5. Investments in Affiliates

 

We periodically review indicators of the fair value of our investments in affiliate companies in order to assess whether available facts or circumstances, both internally and externally, may suggest an other than temporary decline in the fair value of the investment. There were no indications of other than temporary declines in the fair value of investments in affiliates as of January 31, 2012 and 2011, respectively. Our investments in affiliates under the cost method of accounting are as follows:

 

    Year ended January 31,  
    2012     2011  
    (in thousands)  
Minerva     1,000       1,000  
Visible World     552       552  
Other investments     1,461       1,361  
Total investments in affiliates   $ 3,013     $ 2,913  

  

Minerva. We own 1.3 million shares of preferred stock representing 2.8% of the total capital stock of Minerva Networks, Inc. (“Minerva”), a California based company specializing in software products for the telecommunications and television markets. The preferred shares are convertible to 1.3 million shares of common stock under certain conditions as defined in the Stock Purchase Agreement. We account for this investment under the cost method of accounting.

 

Visible World. We own less than 5% of the common and preferred stock of Visible World and we account for this investment under the cost method of accounting. For fiscal years 2012, 2011 and 2010, we recognized revenues of approximately $11,000, $532,000 and $641,000 respectively, from Visible World.

 

On Demand Deutschland GmbH & Co. KG On February 27, 2007, the On Demand Group Limited (“ODG”), a wholly-owned U.K. subsidiary of SeaChange, entered into an agreement with Tele-Munchen Fernseh GmbH & Co.

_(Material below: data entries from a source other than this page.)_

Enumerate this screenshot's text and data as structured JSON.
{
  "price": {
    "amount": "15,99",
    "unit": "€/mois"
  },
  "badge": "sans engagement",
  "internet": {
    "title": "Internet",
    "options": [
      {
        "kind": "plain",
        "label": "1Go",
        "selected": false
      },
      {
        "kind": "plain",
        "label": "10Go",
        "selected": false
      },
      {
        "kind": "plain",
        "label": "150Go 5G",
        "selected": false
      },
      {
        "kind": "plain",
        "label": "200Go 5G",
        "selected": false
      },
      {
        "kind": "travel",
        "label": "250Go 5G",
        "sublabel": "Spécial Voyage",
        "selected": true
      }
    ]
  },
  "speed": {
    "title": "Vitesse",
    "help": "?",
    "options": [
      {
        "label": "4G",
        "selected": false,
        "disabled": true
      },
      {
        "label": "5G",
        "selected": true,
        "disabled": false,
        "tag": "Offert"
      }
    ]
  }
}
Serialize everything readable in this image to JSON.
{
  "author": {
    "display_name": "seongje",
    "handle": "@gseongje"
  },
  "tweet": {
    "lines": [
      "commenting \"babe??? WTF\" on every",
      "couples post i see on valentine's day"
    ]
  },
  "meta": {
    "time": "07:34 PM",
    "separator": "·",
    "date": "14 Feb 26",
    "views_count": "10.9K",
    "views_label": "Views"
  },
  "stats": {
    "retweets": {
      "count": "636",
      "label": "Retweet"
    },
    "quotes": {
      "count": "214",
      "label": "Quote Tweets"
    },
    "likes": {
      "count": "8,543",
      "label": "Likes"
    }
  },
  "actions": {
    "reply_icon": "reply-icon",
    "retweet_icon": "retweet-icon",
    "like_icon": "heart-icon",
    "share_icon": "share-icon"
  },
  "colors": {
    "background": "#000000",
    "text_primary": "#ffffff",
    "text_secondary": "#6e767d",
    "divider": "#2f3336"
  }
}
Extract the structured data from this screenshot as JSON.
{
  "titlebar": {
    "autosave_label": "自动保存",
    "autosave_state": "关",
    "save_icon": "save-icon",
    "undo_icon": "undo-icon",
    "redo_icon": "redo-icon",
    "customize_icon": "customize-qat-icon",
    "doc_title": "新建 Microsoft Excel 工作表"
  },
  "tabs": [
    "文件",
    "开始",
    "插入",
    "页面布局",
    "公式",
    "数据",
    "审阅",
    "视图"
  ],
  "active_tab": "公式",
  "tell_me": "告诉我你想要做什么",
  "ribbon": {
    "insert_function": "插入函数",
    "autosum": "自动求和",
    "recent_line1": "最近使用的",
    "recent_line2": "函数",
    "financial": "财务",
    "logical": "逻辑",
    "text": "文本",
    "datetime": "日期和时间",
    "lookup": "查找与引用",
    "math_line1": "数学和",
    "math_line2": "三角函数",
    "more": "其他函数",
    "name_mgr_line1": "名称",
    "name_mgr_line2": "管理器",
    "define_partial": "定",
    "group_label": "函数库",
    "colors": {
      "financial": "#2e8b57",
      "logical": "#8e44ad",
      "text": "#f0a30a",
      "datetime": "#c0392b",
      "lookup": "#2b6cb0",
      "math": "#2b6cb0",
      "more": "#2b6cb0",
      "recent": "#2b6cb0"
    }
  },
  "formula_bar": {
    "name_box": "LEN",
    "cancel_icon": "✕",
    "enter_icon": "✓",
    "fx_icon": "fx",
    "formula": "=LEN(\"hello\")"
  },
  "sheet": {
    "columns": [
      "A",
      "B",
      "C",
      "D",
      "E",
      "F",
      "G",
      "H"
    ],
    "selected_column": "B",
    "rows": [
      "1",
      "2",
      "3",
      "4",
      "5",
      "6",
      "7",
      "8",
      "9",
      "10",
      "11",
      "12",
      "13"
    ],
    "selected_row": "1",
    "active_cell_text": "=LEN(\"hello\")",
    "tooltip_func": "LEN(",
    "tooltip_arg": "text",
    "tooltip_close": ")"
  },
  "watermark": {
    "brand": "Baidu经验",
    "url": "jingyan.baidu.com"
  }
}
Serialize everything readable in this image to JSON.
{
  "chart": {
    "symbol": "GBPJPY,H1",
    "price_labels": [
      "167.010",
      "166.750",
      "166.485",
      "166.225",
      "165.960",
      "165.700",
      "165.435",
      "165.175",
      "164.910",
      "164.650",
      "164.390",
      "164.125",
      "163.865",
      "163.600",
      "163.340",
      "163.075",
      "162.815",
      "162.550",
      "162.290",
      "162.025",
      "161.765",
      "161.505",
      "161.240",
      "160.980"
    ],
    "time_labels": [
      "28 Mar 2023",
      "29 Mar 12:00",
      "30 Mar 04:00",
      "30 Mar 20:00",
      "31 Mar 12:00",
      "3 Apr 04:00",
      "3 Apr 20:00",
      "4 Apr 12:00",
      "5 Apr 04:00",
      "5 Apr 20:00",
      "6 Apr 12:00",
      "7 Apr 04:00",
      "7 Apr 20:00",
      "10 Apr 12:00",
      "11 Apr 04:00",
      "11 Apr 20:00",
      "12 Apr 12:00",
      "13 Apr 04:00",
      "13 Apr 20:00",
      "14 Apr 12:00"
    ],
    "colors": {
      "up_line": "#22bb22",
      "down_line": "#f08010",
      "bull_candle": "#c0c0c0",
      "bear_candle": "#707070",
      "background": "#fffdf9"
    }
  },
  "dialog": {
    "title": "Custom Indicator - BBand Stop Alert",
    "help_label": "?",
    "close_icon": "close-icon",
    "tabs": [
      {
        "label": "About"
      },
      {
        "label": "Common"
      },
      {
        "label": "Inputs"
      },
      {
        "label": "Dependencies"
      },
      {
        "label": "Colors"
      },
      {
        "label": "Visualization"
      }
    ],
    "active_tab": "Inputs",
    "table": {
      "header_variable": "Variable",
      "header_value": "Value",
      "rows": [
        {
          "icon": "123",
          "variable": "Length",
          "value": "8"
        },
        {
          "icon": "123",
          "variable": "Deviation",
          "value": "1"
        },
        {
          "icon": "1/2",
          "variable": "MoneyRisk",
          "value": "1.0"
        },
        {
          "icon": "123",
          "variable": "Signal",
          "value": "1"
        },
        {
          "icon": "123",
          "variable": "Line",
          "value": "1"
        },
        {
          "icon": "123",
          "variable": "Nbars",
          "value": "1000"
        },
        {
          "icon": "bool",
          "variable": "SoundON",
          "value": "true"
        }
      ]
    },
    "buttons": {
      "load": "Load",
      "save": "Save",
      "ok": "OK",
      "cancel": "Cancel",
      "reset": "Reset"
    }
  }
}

Produktionsgesellschaft (TMG) to create a joint venture named On Demand Deutschland GmbH & Co. KG. On Demand Deutschland specializes in establishing on-demand and pay-per-view services on multiple platforms in German-speaking Europe. ODG contributed $2.8 million to acquire its 50% ownership interest in the joint venture of which $2.6 million consisted of the fair value of customer contracts and content license agreements contributed by ODG and $154,000 represented a cash contribution. The customer contracts and licensed content had no book value. We determined that this investment is an operating joint venture and does not require consolidation. Consequently, we account for this investment under the equity method of accounting.

 

ODG entered into a Service Agreement with the joint venture whereby ODG provides content aggregation, distribution, marketing and administration services to the joint venture under an arm’s length fee structure. For the years ended January 31, 2012, 2011 and 2010, ODG recorded revenues of $1.8 million, $1.9 million, and $1.8, respectively, related to the Service Agreement. ODG’s share of profits from this agreement in proportion to its equity ownership interest is eliminated in consolidation.

 

ODG recorded its proportionate share of the joint venture’s losses of $487,000, $36,000 and $653,000 for fiscal 2012, 2011 and 2010, respectively. Due to the capital distribution and ODG’s share of the joint venture’s net loss exceeding the book value of its investment in the joint venture, the investment is recorded as a long-term liability of $743,000 and $1.2 million at January 31, 2012 and 2011, respectively.

 

Casa Systems. On April 26, 2010, we sold our entire equity investment in Casa Systems, Inc., a Massachusetts based company that specializes in video-on-demand products for the telecommunications and television markets, for $34.1 million realizing a pre-tax profit of $25.2 million.

 

InSite One. In the fourth quarter of fiscal 2011, we sold our entire equity investment in InSite One for $4.6 million in cash realizing a pre-tax profit of $1.9 million.